I found a response that Tom had made to someone who was having problems with meditating. I think it’s a complete gem. Please do read.
It’s a great suggestion really. Don’t jump headlong into meditation… learn to stop those mental interruptions, and before you know it you’ll be meditating!You need to learn to meditate consistently first before trying more complex things, no wonder you are frustrated. Some how we have to calm that mind down or figure out a way to keep it occupied with non-operational non analytical fluff.

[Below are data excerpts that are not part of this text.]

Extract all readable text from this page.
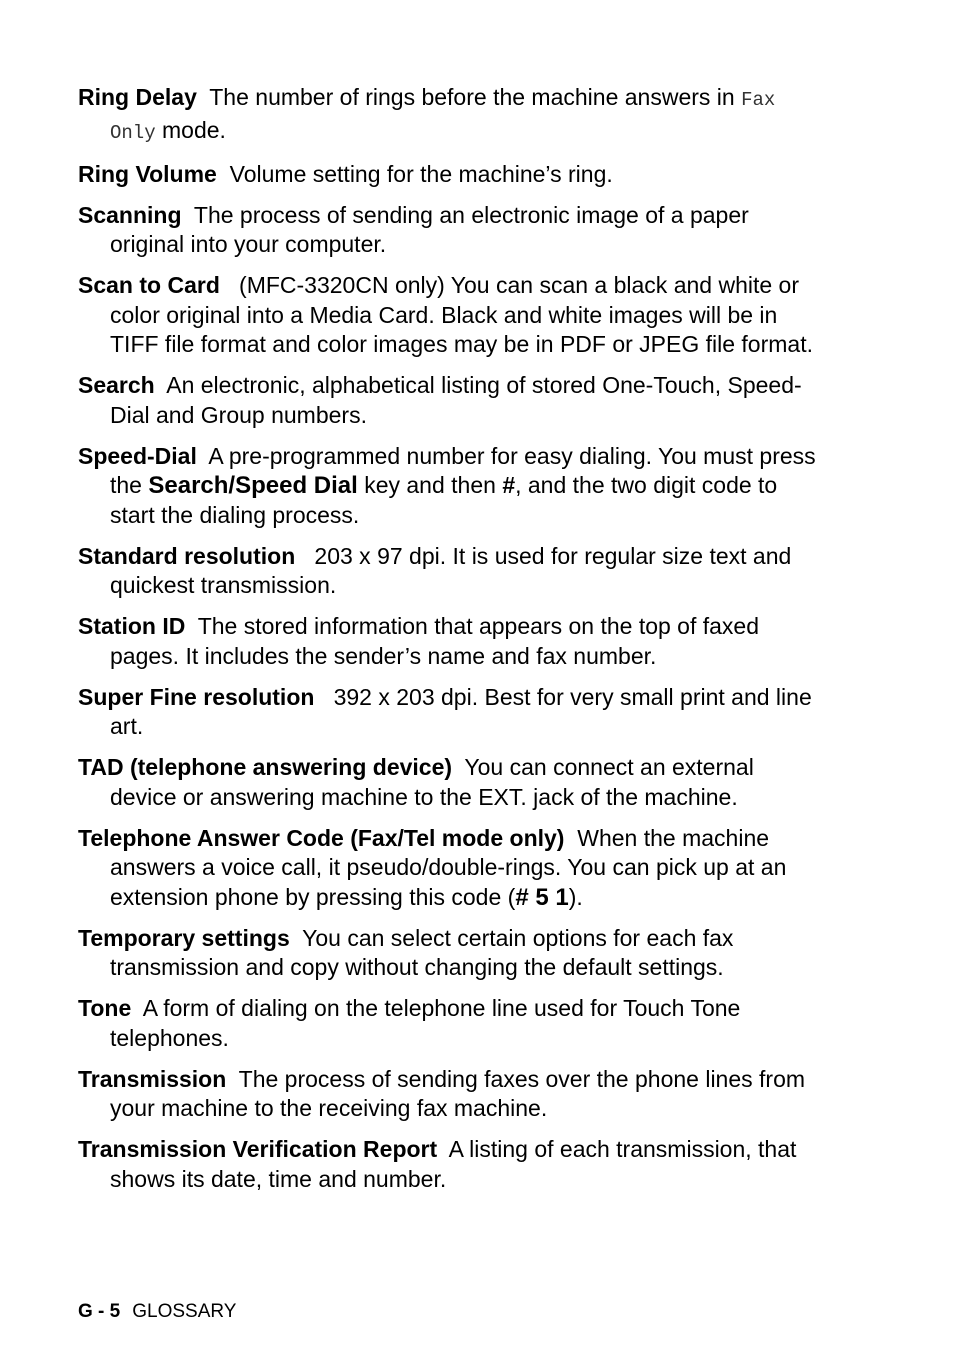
Ring Delay The number of rings before the machine answers in Fax Only mode.

Ring Volume Volume setting for the machine’s ring.

Scanning The process of sending an electronic image of a paper original into your computer.

Scan to Card   (MFC-3320CN only) You can scan a black and white or color original into a Media Card. Black and white images will be in TIFF file format and color images may be in PDF or JPEG file format.

Search An electronic, alphabetical listing of stored One-Touch, Speed-Dial and Group numbers.

Speed-Dial A pre-programmed number for easy dialing. You must press the Search/Speed Dial key and then #, and the two digit code to start the dialing process.

Standard resolution   203 x 97 dpi. It is used for regular size text and quickest transmission.

Station ID The stored information that appears on the top of faxed pages. It includes the sender’s name and fax number.

Super Fine resolution   392 x 203 dpi. Best for very small print and line art.

TAD (telephone answering device) You can connect an external device or answering machine to the EXT. jack of the machine.

Telephone Answer Code (Fax/Tel mode only) When the machine answers a voice call, it pseudo/double-rings. You can pick up at an extension phone by pressing this code (# 5 1).

Temporary settings You can select certain options for each fax transmission and copy without changing the default settings.

Tone A form of dialing on the telephone line used for Touch Tone telephones.

Transmission The process of sending faxes over the phone lines from your machine to the receiving fax machine.

Transmission Verification Report A listing of each transmission, that shows its date, time and number.

G - 5 GLOSSARY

sound: Breathe normally but slowly, you can’t meditate holding your breath. Listen for the mantra while you inhale (breath in)(like listening for the thunder), Then hear the sound of the mantra in your mind while you exhale (breathe out), immediately listen for it again during the next incoming breath, then hear it again while exhaling, etc. As soon as any thoughts intrude, Gently (casually) put them side and begin listening and hearing again with the next breath — always breathing smoothly and slowly. keep this up. for just 5 minutes — set a timer or an alarm. when that gets easy lengthen it to 10 minutes, when that gets easy lengthen it to 20 minutes and then to a half hour. Do this at least several times a day (more when the times are short). EVEN IF THE IF THE LISTENING AND HEARING ONLY LAST A MICROSECOND BEFORE BEING INTERRUPTED, KEEP IT UP, JUST GENTLY AND CALMLY BUT FIRMLY PUT THE THOUGHTS ASIDE AS SOON AS YOU NOTICE AN INTERRUPTION AND THEN GO BACK TO LISTNING AND HEARING. Just do it with no expectations – we are not trying to meditate yet, first we must minimize those interruptions — that’s all, forget meditation for now — we are only trying to minimize the interruptions.
If you keep at it, the time between interruptions will grow – even if it grows from one microsecond to two microseconds, stick with it and it will continue to grow. After three months of multiple times a day, you should notice some progress. At that time, if the interruptions have slowed enough, report in and we will go to step 2
Sight: Same as above except instead of listening and hearing imagine a soccer ball levitating in front of you in one spot. As you breathe in let the ball spin slowly forward (top moving toward you, point closest to you moving down, and point on the bottom surface of the ball moving away from you), As your breath stops, let the ball stop, then as you breathe out let the ball spin slowly backward. Just intently watch the ball. Breathe slowly and rhythmically. All the rest is the same.
You do not need to wait 3 months to let us know what is happening, but do wait three months before analyzing anything or making any judgments. Just do and observe.